Carnevale in Adelaide is an annual Italian festival held in Adelaide, South Australia which follows the centuries-old Christian tradition of Carnevale which is the last celebration before Ash Wednesday and the beginning of Lent - see Carnival.

Background and History 
The first Carnevale in Adelaide was held in 1976 in Rundle Mall. A parade travelled from Victoria Square to Elder Park before ending with celebrations in Rundle Mall. It was originally called The Italian Festival and is now known as Carnevale in Adelaide. The festival has been held in a number of locations over the years including Rundle Mall,  Elder Park, Norwood and Adelaide Ovals, Rymill Park. In 2015 it was held at The Adelaide Showground

It is a means of inspiring young  people to embrace their Italian heritage and for the wider community to  experience Italian culture.

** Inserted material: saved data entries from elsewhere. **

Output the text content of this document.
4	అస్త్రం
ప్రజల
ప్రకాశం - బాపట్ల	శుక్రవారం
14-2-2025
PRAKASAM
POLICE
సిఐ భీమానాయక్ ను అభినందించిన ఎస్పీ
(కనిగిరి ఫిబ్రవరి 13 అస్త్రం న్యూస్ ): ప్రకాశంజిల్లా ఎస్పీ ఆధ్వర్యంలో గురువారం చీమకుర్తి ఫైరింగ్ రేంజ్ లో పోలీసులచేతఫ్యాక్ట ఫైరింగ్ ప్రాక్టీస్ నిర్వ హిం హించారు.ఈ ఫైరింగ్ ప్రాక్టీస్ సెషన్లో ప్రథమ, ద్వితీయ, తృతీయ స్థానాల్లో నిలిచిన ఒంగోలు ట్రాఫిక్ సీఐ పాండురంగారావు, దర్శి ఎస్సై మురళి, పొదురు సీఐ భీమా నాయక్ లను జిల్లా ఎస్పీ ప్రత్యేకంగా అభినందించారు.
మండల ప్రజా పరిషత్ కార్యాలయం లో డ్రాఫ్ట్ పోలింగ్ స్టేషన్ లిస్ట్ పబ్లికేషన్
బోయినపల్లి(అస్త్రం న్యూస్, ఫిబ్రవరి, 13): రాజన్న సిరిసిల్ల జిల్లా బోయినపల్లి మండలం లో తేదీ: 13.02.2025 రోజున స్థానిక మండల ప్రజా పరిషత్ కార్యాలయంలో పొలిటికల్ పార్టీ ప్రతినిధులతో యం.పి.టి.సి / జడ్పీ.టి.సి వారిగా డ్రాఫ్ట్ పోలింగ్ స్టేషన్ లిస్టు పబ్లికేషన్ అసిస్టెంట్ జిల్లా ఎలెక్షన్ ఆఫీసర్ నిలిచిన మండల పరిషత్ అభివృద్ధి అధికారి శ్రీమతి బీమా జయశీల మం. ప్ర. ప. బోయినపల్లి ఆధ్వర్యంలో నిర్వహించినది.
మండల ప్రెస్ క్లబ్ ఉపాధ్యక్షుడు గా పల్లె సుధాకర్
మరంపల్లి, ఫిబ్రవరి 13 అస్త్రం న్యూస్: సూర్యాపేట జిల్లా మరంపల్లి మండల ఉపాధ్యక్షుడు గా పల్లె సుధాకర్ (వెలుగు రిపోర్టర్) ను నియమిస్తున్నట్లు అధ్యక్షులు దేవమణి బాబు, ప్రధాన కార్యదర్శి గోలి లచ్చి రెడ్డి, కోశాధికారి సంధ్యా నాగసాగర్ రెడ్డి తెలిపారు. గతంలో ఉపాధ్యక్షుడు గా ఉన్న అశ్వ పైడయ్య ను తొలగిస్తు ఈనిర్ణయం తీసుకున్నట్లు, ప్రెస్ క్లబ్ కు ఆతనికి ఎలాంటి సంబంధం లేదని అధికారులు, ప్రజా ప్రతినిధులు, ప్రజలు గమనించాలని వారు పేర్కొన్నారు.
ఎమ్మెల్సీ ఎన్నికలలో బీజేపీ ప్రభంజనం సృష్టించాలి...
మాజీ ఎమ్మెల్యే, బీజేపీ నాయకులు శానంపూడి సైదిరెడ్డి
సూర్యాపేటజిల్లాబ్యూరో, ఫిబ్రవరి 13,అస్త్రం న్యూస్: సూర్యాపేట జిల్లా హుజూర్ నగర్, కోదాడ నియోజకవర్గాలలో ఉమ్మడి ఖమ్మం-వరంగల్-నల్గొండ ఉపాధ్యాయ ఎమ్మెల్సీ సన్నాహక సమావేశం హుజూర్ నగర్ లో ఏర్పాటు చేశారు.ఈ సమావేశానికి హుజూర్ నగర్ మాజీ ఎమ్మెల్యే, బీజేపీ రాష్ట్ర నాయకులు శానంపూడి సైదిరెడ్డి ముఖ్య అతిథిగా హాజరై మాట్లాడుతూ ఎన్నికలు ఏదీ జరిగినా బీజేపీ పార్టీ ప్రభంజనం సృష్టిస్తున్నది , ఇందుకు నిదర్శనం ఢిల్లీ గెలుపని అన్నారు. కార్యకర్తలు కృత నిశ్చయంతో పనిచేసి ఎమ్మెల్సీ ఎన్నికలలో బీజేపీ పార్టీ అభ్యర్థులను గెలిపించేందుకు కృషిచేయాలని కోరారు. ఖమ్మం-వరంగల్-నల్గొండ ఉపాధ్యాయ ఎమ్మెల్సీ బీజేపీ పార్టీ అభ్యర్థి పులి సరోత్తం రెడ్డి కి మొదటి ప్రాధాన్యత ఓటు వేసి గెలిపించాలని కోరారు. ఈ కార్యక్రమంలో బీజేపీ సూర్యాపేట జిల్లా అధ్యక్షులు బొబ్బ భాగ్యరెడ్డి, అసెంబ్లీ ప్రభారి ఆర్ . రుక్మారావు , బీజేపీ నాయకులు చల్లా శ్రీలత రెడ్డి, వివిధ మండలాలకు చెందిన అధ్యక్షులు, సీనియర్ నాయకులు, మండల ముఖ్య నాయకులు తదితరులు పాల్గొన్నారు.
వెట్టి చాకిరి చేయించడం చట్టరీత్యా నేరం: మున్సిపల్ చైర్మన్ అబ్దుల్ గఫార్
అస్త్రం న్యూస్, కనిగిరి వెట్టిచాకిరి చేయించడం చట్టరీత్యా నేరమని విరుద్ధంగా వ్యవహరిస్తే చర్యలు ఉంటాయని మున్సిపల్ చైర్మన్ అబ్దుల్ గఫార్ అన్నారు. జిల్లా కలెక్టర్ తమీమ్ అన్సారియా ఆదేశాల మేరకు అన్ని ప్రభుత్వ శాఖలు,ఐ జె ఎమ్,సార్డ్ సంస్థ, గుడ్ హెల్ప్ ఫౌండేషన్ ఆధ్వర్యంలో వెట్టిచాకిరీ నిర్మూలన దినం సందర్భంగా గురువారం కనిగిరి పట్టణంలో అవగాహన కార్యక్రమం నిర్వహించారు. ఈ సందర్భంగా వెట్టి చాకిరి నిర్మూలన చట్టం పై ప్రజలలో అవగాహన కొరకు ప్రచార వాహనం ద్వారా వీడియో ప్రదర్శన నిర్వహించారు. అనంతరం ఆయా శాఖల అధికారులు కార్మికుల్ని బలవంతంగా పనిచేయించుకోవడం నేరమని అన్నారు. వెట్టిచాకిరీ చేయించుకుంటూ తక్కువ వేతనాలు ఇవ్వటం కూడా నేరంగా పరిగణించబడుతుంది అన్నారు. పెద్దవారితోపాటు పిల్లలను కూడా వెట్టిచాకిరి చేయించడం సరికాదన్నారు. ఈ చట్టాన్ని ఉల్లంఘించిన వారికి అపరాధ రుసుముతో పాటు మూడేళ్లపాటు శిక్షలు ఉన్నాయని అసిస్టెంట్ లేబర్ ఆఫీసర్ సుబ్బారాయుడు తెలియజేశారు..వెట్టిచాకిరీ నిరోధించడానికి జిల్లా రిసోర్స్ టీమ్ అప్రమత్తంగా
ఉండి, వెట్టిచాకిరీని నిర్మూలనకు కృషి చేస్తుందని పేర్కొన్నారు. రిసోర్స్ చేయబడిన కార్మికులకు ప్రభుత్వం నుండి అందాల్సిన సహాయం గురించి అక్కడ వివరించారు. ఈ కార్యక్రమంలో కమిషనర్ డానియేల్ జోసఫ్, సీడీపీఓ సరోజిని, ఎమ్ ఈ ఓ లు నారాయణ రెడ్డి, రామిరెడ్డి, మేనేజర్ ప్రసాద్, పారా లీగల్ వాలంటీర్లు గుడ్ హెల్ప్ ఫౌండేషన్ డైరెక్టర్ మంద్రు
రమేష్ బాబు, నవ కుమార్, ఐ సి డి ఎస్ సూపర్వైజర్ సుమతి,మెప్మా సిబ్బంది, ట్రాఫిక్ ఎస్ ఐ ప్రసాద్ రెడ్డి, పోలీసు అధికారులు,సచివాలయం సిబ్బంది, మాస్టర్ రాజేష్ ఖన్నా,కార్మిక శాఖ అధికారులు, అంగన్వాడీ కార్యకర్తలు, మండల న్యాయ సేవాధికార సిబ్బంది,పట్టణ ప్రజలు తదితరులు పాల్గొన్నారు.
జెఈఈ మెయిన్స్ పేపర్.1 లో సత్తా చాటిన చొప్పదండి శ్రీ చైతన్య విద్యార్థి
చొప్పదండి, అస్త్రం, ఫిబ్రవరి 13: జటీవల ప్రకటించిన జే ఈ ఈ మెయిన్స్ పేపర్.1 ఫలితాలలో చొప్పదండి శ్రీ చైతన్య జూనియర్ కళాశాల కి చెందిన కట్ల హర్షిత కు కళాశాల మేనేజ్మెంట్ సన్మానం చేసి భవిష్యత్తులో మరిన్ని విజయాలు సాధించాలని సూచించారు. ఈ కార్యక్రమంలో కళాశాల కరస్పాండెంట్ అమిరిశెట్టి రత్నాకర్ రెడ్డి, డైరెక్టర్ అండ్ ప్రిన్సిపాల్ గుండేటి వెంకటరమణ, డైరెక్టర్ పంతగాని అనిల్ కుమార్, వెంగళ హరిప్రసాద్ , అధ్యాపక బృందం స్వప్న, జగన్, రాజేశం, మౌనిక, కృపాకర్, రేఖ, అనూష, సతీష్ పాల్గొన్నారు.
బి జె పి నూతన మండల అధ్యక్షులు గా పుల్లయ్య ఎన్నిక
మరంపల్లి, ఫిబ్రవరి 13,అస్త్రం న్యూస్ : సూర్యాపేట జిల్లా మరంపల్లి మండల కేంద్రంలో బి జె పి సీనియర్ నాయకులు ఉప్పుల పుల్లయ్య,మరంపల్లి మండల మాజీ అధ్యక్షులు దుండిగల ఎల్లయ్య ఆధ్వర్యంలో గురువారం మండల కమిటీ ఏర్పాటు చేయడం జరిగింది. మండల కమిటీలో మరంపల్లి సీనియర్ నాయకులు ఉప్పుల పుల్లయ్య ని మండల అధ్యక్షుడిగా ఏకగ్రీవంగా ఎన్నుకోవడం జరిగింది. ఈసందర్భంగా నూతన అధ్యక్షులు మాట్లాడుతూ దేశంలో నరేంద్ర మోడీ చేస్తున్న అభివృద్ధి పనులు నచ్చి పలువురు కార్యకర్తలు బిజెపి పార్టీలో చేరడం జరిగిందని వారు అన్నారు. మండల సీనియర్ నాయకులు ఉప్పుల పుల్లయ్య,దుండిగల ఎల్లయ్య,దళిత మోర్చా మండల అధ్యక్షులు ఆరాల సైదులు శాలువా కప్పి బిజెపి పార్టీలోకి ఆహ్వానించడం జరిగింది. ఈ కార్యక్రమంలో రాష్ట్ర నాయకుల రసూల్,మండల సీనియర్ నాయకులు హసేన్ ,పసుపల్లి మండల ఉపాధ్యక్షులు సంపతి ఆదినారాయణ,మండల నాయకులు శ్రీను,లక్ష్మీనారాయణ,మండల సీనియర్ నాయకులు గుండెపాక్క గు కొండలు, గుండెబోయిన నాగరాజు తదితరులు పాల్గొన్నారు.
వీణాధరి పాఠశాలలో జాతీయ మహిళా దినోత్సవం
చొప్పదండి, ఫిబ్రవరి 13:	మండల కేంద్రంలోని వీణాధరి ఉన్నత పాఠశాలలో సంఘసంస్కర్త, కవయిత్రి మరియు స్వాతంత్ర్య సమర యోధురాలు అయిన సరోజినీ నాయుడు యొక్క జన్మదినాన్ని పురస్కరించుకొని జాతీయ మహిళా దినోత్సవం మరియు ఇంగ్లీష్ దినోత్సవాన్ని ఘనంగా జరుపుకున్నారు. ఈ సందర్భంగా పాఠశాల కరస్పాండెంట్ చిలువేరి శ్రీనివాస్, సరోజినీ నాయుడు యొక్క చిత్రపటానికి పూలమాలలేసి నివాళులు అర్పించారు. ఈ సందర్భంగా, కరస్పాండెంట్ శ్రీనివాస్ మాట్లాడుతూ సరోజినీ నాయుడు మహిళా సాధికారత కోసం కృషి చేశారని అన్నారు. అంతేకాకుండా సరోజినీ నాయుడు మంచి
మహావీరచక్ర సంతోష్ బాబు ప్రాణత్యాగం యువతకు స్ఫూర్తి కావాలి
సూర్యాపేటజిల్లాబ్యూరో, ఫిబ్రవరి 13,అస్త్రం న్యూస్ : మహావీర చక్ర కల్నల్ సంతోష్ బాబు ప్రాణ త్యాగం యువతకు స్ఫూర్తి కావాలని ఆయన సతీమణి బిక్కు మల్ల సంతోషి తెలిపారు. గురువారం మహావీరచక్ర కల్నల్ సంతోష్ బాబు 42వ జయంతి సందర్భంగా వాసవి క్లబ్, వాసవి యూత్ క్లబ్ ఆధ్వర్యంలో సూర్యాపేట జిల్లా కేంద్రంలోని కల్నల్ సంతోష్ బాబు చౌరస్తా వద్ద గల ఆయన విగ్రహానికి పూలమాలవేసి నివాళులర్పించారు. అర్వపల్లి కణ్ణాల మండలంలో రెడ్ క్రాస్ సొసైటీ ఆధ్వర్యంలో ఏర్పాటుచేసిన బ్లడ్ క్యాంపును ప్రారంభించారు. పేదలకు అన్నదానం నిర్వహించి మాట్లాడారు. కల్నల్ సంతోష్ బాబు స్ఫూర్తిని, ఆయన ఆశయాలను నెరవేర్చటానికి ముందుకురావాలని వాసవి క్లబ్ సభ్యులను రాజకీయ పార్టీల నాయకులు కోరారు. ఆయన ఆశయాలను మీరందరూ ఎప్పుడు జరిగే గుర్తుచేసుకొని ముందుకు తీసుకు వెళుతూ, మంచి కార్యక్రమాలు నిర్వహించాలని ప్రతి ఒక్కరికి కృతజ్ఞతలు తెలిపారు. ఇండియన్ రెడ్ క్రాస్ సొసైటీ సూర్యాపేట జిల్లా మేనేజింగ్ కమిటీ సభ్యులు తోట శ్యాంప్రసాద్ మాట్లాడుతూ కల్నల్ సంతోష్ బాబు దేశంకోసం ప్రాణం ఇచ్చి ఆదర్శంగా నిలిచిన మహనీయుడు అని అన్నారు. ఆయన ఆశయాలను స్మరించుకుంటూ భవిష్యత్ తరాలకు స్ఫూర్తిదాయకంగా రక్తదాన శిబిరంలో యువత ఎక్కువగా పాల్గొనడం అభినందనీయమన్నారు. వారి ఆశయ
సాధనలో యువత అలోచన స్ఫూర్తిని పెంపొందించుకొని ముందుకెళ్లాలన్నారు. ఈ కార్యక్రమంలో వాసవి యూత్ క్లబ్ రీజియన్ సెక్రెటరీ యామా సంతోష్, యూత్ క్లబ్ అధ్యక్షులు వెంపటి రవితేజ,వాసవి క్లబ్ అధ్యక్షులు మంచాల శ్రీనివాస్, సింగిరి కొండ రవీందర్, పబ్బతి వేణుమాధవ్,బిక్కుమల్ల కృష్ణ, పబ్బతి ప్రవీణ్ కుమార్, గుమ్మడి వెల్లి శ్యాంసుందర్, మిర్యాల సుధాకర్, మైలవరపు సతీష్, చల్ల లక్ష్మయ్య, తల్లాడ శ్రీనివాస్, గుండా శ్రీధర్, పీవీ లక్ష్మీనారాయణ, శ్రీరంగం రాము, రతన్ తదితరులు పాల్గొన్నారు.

The event also raises funds to cater for welfare needs of the elderly in the Italian community through the Co-ordinating Italian Committee (CIC) and supports other worthy charities and community organisations.

1976 
Inaugural Italian Festival held in Rundle Mall.

2007 
Held 10–11 February at Rymill Park.

2012 
Held 11–12 February at The Adelaide Showground.

2013 
Held 9–10 February at The Adelaide Showground.

2014 
Held 8–9 February at The Adelaide Showground.

2015 
Held 7–8 February at The Adelaide Showground.

2016 
Will be held 13–14 February at The Adelaide Showground.

Program 
The program includes live music, activities for children, dance, comedy, Mr and Miss Carnevale competition, fireworks, food and drink, cooking demonstrations, Italian cars on display, fashion parades, the national sausage making competition and screenings of Italian films and documentaries.